Who's Watching ??

October 13, 2025

After reducing the RDS size, I was eager to watch the reduction in monthly bill. Earlier, RDS was costing around $11/day and now it should have cost me $3/day. But after few days of monitoring, it did not budge below $7/day. On splitting the cost by usage type, some storage cost had increased for RDS. On inspecting, I found that this was due to the snapshots that I had created before deleting the previous RDS instance. AWS provides free storage only upto the size of RDS (200GB in my case). But the previous snapshots were of 2TB. Hence, they were beyond free storage and were costing around $4/day. On deleting these snapshots, the RDS bill had come down to the expected value of $3/day.

While I was hell-bent on RDS cost, something else had started sprawling. While I was expecting the monthly bill to reduce, it had started to increase. On further inspection, Cloudwatch cost had started to rise and it was costing $80/day. So, all the efforts to reduce bill had gone in vain.

First thing when inspecting cloudwatch was logs. Are we publishing too many logs ? Few devs had touched ECS pipeline around that time so I guessed ECS logging was set to debug mode and that would be costing more. But that wasn’t the reason. In fact whole logging was costing only $1/day. Still $75/day was coming from data processing. What kind of data processing ? I don’t know.

Since the timeline of cost increased matched our migration date, it had to do something with RDS migration. We use DMS to sync production db with analytics db (CDC pipeline). When I checked its config, logging was enabled here and that’s our culprit (is what I thought). Though logging was enabled, but it wasn’t costing us. It was hardly pushing 1GB logs.

Since it was related to data processing, it had to be something related to metrics. I checked PutMetrics , GetMetrics usage but it returned nothing.
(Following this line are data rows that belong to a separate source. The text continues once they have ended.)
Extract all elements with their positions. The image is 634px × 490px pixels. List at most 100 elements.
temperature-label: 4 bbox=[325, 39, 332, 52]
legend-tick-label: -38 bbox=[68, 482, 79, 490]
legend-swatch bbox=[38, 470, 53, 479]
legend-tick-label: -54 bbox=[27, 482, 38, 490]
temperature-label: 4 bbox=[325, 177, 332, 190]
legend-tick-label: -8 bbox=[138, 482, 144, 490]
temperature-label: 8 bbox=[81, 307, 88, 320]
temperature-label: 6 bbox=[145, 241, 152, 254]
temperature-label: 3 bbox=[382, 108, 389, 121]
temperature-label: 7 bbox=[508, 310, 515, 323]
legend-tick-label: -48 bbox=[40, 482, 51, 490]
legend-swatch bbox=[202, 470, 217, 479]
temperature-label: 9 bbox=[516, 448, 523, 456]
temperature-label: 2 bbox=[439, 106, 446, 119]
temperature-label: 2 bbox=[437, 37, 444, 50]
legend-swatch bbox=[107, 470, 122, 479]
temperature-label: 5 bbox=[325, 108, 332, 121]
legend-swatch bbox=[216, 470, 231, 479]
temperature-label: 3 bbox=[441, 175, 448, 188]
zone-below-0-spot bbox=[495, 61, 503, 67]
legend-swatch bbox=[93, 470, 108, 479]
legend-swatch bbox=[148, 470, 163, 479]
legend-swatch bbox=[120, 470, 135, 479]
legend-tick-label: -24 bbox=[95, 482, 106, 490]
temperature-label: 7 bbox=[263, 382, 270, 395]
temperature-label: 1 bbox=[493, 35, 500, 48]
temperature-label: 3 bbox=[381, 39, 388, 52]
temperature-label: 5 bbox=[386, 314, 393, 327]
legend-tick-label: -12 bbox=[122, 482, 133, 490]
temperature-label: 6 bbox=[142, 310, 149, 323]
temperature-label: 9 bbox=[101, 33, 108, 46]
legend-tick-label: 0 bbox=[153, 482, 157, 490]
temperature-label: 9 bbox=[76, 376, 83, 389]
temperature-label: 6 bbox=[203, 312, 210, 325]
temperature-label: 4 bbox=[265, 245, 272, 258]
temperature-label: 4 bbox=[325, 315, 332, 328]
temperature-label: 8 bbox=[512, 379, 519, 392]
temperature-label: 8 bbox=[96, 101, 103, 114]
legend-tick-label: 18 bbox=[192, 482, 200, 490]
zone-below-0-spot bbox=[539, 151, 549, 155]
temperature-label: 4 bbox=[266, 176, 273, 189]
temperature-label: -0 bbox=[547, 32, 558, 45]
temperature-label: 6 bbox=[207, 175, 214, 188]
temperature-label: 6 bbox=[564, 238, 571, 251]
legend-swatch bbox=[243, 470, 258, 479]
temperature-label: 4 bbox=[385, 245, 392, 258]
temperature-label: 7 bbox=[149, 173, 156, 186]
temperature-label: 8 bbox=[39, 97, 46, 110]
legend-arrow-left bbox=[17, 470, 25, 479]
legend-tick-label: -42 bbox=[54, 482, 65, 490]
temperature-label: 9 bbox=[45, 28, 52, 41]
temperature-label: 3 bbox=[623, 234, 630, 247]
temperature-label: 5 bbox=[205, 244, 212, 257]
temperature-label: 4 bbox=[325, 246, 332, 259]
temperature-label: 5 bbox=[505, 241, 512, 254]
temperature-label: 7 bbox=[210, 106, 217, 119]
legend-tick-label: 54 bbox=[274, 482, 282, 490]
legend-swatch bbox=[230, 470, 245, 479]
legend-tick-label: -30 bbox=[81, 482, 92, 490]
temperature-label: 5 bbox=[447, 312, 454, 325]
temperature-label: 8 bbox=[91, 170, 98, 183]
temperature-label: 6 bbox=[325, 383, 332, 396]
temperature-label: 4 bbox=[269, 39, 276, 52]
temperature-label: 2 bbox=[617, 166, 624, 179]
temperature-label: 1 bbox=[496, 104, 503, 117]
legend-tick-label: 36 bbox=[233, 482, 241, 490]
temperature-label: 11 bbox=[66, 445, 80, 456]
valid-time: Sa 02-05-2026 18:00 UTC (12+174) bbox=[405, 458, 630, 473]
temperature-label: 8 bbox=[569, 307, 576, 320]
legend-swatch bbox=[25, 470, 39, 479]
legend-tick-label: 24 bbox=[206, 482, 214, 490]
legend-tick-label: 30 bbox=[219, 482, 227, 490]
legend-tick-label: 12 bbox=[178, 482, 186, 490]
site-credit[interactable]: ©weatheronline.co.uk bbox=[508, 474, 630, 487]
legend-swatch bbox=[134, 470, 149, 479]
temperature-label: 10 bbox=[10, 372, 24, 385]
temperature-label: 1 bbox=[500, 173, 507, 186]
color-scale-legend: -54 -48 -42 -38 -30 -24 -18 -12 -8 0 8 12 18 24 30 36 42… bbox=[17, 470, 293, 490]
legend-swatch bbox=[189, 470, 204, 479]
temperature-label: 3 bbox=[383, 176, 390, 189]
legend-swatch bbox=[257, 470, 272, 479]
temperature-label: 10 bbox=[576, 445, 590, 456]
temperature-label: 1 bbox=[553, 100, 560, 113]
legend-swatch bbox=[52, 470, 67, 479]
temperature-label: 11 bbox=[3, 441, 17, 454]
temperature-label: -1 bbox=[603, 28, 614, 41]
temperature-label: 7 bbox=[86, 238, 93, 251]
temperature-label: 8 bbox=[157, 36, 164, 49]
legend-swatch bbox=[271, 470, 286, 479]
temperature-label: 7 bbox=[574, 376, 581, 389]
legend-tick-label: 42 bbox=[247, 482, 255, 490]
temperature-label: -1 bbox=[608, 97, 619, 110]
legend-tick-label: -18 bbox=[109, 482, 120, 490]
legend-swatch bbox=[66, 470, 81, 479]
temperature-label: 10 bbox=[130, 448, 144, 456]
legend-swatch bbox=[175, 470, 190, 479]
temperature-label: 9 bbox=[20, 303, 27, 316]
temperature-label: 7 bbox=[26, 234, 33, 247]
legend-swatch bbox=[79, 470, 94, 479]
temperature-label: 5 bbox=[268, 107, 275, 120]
So, I listed all the metrics:

~ $ # List ALL metrics to find custom namespaces
~ $ aws cloudwatch list-metrics \
>   --query 'Metrics[].Namespace' \
>   --output text | tr '\t' '\n' | sort | uniq -c | sort -rn
  18493 Glue
    640 AWS/Usage
    462 AWS/EBS
    264 AWS/EC2
    153 AWS/RDS
    123 ECS/ContainerInsights
    121 AWS/DMS
    111 AWS/NetworkELB
     64 AWS/ApplicationELB
     45 AWS/Logs
     34 AWS/Firehose
     30 AWS/PrivateLinkEndpoints
     28 AWS/Events
     26 AWS/Lambda
     26 AWS/EKS
     20 AWS/S3
     17 AWS/Glue
     15 AWS/NATGateway
     15 AWS/Athena
      8 AWS/States
      8 AWS/Location
      6 AWS/Rekognition
      6 AWS/HealthLake
      5 AWS/Bedrock/DataAutomation
      3 AWS/KMS
      2 AWS/ECS
      1 AWS/SecretsManager

As can be seen, Glue was pushing 18k+ metrics / day. And that was the culprit. So, I started digging deeper into Glue jobs. There were two Glue jobs. Claude gave me commands to disable metrics in them. But I was hesitant - whoever created these Glue jobs likely used the AWS Console, not CLI. So I went hunting in the visual interface instead. And there it was: under Job Details → Monitoring options → “Job metrics” was checked. I confirmed it with claude and disabled these settings. This should reduce our cloudwatch billing from today.

Just a single click cost us around $80/day. So, knowing what to click is crucial.